Assim que lá cheguei, encontrei um homenzinho com umas barbas enormes e brancas deitado no souto. Estava cansado e a única coisa que trazia era uma mochila.
Parecia mais morto que vivo. Tinham-no trazido da Lagoa e, quando ali chegou, não resistiu e deitou-se, porque não se aguentava em pé.
Ao ver o estado do homem, vieram-me as lágrimas aos olhos e perguntei-lhe:
− Estás com fome e sede?
E ele disse-me:
− Estou sim, minha senhora.
Assim que ele me respondeu, eu virei-me para as pessoas que lá estavam e disse-lhes:
– Então este é que é o ladrão? Tende piedade deste homem, que mal se aguenta em pé.

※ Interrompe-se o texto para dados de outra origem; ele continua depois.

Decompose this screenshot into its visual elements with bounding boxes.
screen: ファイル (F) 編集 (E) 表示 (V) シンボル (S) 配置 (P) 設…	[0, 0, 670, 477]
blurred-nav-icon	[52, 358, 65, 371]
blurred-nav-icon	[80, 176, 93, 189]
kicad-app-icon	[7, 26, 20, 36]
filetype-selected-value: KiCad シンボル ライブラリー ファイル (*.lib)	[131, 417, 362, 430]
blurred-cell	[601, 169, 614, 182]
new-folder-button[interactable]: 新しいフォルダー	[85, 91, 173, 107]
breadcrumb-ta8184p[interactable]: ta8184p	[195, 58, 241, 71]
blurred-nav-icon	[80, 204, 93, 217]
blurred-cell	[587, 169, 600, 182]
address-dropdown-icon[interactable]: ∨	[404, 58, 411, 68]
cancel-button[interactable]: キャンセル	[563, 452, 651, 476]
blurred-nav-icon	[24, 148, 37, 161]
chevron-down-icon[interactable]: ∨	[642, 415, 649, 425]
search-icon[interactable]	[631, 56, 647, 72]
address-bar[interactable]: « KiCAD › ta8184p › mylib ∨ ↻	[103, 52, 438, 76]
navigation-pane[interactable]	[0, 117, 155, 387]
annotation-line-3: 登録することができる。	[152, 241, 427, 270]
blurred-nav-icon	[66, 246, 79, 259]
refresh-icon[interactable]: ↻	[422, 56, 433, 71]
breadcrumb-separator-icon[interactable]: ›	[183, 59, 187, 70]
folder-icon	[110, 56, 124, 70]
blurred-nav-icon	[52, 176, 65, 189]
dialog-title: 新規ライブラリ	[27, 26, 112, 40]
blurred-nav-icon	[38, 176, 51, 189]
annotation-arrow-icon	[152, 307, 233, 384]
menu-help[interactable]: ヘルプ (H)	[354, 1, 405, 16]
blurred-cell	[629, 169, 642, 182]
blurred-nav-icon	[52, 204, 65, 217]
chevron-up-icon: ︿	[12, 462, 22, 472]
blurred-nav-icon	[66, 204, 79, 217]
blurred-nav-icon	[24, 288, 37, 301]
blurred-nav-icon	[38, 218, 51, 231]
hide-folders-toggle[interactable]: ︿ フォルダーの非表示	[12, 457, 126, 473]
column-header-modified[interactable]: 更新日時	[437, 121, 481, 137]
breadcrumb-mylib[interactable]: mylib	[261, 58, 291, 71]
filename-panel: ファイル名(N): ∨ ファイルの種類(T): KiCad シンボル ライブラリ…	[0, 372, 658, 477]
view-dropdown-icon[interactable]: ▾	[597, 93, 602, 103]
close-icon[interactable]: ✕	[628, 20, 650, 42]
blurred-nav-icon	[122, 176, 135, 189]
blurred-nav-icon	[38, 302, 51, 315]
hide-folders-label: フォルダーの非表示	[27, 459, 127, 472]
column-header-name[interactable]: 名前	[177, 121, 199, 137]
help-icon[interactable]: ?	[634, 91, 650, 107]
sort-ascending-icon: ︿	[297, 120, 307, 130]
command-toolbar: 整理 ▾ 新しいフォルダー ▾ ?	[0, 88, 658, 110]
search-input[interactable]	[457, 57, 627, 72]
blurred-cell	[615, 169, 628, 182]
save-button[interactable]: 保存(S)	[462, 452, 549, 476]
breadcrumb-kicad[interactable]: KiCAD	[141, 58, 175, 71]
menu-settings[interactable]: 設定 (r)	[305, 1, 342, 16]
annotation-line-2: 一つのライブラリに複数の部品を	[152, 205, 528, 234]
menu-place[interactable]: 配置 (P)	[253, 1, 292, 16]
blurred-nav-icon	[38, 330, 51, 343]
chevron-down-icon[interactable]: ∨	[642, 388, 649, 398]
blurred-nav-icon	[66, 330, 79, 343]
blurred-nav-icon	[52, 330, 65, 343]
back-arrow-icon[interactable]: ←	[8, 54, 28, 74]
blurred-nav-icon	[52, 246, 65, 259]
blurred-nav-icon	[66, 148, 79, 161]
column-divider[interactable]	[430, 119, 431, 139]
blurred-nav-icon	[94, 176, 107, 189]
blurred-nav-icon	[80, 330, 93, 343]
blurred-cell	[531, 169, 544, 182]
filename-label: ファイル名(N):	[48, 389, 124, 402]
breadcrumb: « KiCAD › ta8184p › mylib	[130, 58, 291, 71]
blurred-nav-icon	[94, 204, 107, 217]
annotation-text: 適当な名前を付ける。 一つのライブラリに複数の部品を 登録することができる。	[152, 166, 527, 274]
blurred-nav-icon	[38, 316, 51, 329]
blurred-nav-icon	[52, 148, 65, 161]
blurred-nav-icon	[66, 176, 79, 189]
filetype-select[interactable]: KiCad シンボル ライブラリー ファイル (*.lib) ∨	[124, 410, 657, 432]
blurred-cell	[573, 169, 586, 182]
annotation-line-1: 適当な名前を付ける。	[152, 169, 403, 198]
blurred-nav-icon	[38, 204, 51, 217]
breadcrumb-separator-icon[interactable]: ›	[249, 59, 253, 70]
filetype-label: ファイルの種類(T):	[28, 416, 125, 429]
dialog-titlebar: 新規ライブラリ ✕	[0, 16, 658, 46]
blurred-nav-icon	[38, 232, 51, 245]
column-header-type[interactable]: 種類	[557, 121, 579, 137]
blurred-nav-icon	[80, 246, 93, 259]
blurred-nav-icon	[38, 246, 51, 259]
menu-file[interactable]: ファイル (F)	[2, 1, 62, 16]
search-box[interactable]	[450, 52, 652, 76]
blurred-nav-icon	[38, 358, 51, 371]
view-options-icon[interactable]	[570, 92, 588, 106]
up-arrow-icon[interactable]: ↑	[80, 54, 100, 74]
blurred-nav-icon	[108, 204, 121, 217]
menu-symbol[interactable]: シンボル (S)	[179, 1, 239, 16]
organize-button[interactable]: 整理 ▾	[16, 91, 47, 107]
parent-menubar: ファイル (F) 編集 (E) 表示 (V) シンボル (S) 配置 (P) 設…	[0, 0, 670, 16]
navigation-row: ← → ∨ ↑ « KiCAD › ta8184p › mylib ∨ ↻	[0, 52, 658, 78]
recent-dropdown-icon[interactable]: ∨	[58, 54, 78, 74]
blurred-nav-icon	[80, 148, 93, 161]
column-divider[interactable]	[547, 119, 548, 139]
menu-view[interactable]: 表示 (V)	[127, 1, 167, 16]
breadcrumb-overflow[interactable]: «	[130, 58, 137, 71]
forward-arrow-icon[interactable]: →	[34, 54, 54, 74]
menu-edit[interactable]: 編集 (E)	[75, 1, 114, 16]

Alguns disseram-me para eu não acolher aquele homem, porque ele me podia roubar. Eu não acreditei e pedi-lhe para vir comigo. Assim que cheguei a casa, perguntei-lhe se aceitava uma tigela de sopa, porque era a única coisa que eu tinha.
Ele respondeu:
− Sim, aceito minha senhora.
Então, eu convidei-o a sentar-se num tronco dos pinheiros, pois na altura, como eu era pobre, não tinha bancos.
Assim que começou a comer, eu ainda lhe perguntei:
− Queres água?
E ele respondeu-me:
− Agora é bem-vinda.
Eu dei-lhe a água e ele agradeceu-me com ar satisfeito.

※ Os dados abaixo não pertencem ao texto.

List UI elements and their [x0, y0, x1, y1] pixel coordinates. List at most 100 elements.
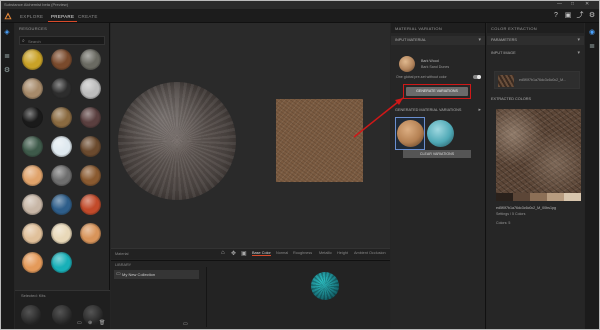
layers-icon[interactable]: ≣: [3, 53, 11, 61]
camera-icon[interactable]: ▣: [241, 250, 247, 257]
extracted-count-label: Colors: 5: [496, 221, 511, 225]
extracted-source-image: [496, 109, 581, 193]
material-variation-panel: MATERIAL VARIATION INPUT MATERIAL ▾ Bark…: [391, 23, 486, 330]
material-thumbnail-wave-fabric[interactable]: [22, 194, 43, 215]
input-material-name: Bark Wood: [421, 59, 439, 63]
library-collection-item[interactable]: ▭ My New Collection: [114, 270, 199, 279]
generated-variations-section[interactable]: GENERATED MATERIAL VARIATIONS ▸: [391, 106, 485, 115]
kit-thumbnail[interactable]: [21, 305, 41, 325]
material-thumbnail-gold[interactable]: [22, 49, 43, 70]
settings-icon[interactable]: ⚙: [588, 12, 596, 20]
material-thumbnail-ivory[interactable]: [51, 223, 72, 244]
share-icon[interactable]: ⤴: [576, 12, 584, 20]
material-thumbnail-peach-fabric[interactable]: [22, 223, 43, 244]
variation-thumbnail[interactable]: [427, 120, 454, 147]
rotate-icon[interactable]: ✥: [231, 250, 236, 257]
color-extraction-panel: COLOR EXTRACTION PARAMETERS ▾ INPUT IMAG…: [487, 23, 584, 330]
help-icon[interactable]: ?: [552, 12, 560, 20]
palette-swatch[interactable]: [530, 193, 547, 201]
tab-height[interactable]: Height: [337, 251, 348, 255]
add-icon[interactable]: ⊕: [88, 320, 92, 326]
collection-label: My New Collection: [122, 272, 156, 277]
input-material-label: INPUT MATERIAL: [395, 38, 427, 42]
material-thumbnail-orange-skin[interactable]: [22, 252, 43, 273]
material-thumbnail-black-rubber[interactable]: [22, 107, 43, 128]
variation-thumbnail[interactable]: [397, 120, 424, 147]
trash-icon[interactable]: 🗑: [99, 320, 105, 326]
material-thumbnail-brown-leather[interactable]: [51, 49, 72, 70]
input-material-sub: Bark Sand Dunes: [421, 65, 450, 69]
main-menubar: EXPLORE PREPARE CREATE ? ▣ ⤴ ⚙: [0, 9, 600, 23]
minimize-button[interactable]: —: [557, 1, 562, 7]
light-icon[interactable]: ⌂: [221, 250, 225, 256]
extracted-colors-section[interactable]: EXTRACTED COLORS: [487, 95, 584, 104]
global-preset-toggle[interactable]: [473, 75, 481, 79]
material-preview-sphere[interactable]: [118, 82, 236, 200]
folder-add-icon[interactable]: ▭: [183, 321, 188, 327]
material-thumbnail-green-paint[interactable]: [22, 136, 43, 157]
clear-variations-button[interactable]: CLEAR VARIATIONS: [403, 150, 471, 158]
material-thumbnail-red-rust[interactable]: [80, 194, 101, 215]
left-toolbar: ◈ ≣ ⚙: [0, 23, 14, 330]
gear-icon[interactable]: ⚙: [3, 67, 11, 75]
material-thumbnail-tan-skin[interactable]: [80, 223, 101, 244]
material-thumbnail-bronze[interactable]: [51, 107, 72, 128]
extracted-sub-label: Settings / 5 Colors: [496, 212, 526, 216]
color-extraction-title: COLOR EXTRACTION: [487, 23, 584, 33]
screenshot-icon[interactable]: ▣: [564, 12, 572, 20]
tab-explore[interactable]: EXPLORE: [17, 12, 46, 21]
input-material-thumbnail[interactable]: [399, 56, 415, 72]
title-bar: Substance Alchemist beta (Preview) — □ ✕: [0, 0, 600, 9]
tab-ambient-occlusion[interactable]: Ambient Occlusion: [354, 251, 386, 255]
input-material-section[interactable]: INPUT MATERIAL ▾: [391, 36, 485, 45]
kit-thumbnail[interactable]: [52, 305, 72, 325]
material-thumbnail-wood[interactable]: [80, 165, 101, 186]
material-thumbnail-cracked-marble[interactable]: [80, 78, 101, 99]
material-thumbnail-brown-velvet[interactable]: [80, 107, 101, 128]
resources-title: RESOURCES: [19, 26, 48, 31]
input-image-name: ed5f0f7b1a76dc3c6c0c2_M...: [519, 78, 567, 82]
palette-swatch[interactable]: [496, 193, 513, 201]
chevron-down-icon: ▾: [577, 50, 580, 56]
window-title: Substance Alchemist beta (Preview): [4, 2, 69, 7]
material-variation-title: MATERIAL VARIATION: [391, 23, 485, 33]
chevron-down-icon: ▾: [478, 37, 481, 43]
library-material-thumbnail[interactable]: [311, 272, 339, 300]
resources-panel-icon[interactable]: ◈: [3, 29, 11, 37]
layers-icon[interactable]: ≣: [588, 43, 596, 51]
material-thumbnail-sand[interactable]: [22, 165, 43, 186]
tab-create[interactable]: CREATE: [75, 12, 101, 21]
material-thumbnail-carved-stone[interactable]: [22, 78, 43, 99]
right-toolbar: ◉ ≣: [585, 23, 600, 330]
tab-prepare[interactable]: PREPARE: [48, 12, 78, 22]
viewport-status: Material: [115, 252, 129, 256]
tab-normal[interactable]: Normal: [276, 251, 288, 255]
parameters-section[interactable]: PARAMETERS ▾: [487, 36, 584, 45]
input-image-row[interactable]: ed5f0f7b1a76dc3c6c0c2_M...: [494, 71, 580, 89]
input-image-section[interactable]: INPUT IMAGE ▾: [487, 49, 584, 58]
tab-base-color[interactable]: Base Color: [252, 251, 271, 256]
material-thumbnail-granite[interactable]: [51, 165, 72, 186]
material-thumbnail-stone-gray[interactable]: [80, 49, 101, 70]
palette-swatch[interactable]: [564, 193, 581, 201]
palette-swatch[interactable]: [513, 193, 530, 201]
library-title: LIBRARY: [115, 263, 132, 267]
color-extraction-icon[interactable]: ◉: [588, 29, 596, 37]
tab-roughness[interactable]: Roughness: [293, 251, 312, 255]
material-thumbnail-dark-metal[interactable]: [51, 78, 72, 99]
material-thumbnail-blue-plastic[interactable]: [51, 194, 72, 215]
material-thumbnail-bark[interactable]: [80, 136, 101, 157]
folder-icon[interactable]: ▭: [77, 320, 82, 326]
close-button[interactable]: ✕: [585, 1, 589, 7]
search-input[interactable]: ⌕ Search: [19, 36, 105, 45]
selected-kits-title: Selected: Kits: [21, 293, 46, 298]
library-divider: [206, 267, 207, 327]
material-preview-swatch[interactable]: [276, 99, 363, 182]
material-thumbnail-white-plaster[interactable]: [51, 136, 72, 157]
input-image-label: INPUT IMAGE: [491, 51, 516, 55]
extracted-file-label: ed5f0f7b1a76dc3c6c0c2_M_00bs1pg: [496, 206, 556, 210]
material-thumbnail-teal-mosaic[interactable]: [51, 252, 72, 273]
maximize-button[interactable]: □: [571, 1, 574, 7]
palette-swatch[interactable]: [547, 193, 564, 201]
tab-metallic[interactable]: Metallic: [319, 251, 332, 255]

O homem estava esfomeado e eu, como não tinha mais comer para lhe dar, pedi à minha filha mais velha se não se importava de dispensar o arroz que estava a comer para dar ao homenzinho. Ela disse-me:
− Claro que não, minha mãe.
Peguei no prato da minha filha e dei-lho para comer. E ele todo contente aceitou.
Assim que terminou de comer, levantou-se, pediu-me para lhe dar mais água e disse-me:
– Seja a primeira esmola que a senhora encontre no céu e Deus nunca lhe há-de faltar.

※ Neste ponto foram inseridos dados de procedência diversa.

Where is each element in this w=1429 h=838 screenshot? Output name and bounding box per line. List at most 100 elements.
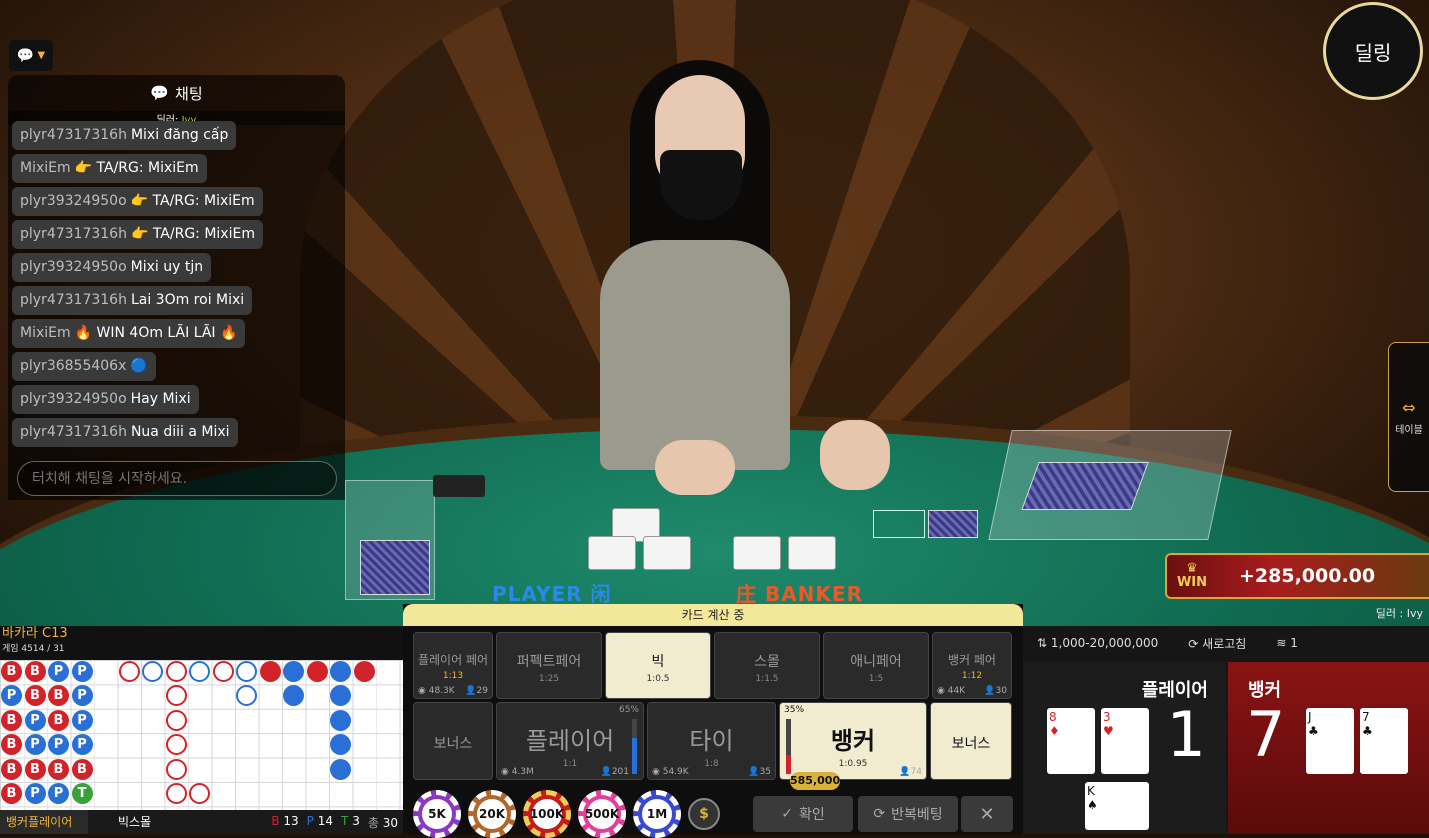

Eu, muito admirada, deixei o homem sair, mas fui sempre atrás dele para ver para onde ia. Ainda hoje me lembro bem desse dia. Eu ia sempre atrás dele, sem ele dar conta. Mas a dada altura, ele desapareceu ali mesmo à minha frente. Eu nem queria acreditar e ainda hoje não percebo o que terá acontecido.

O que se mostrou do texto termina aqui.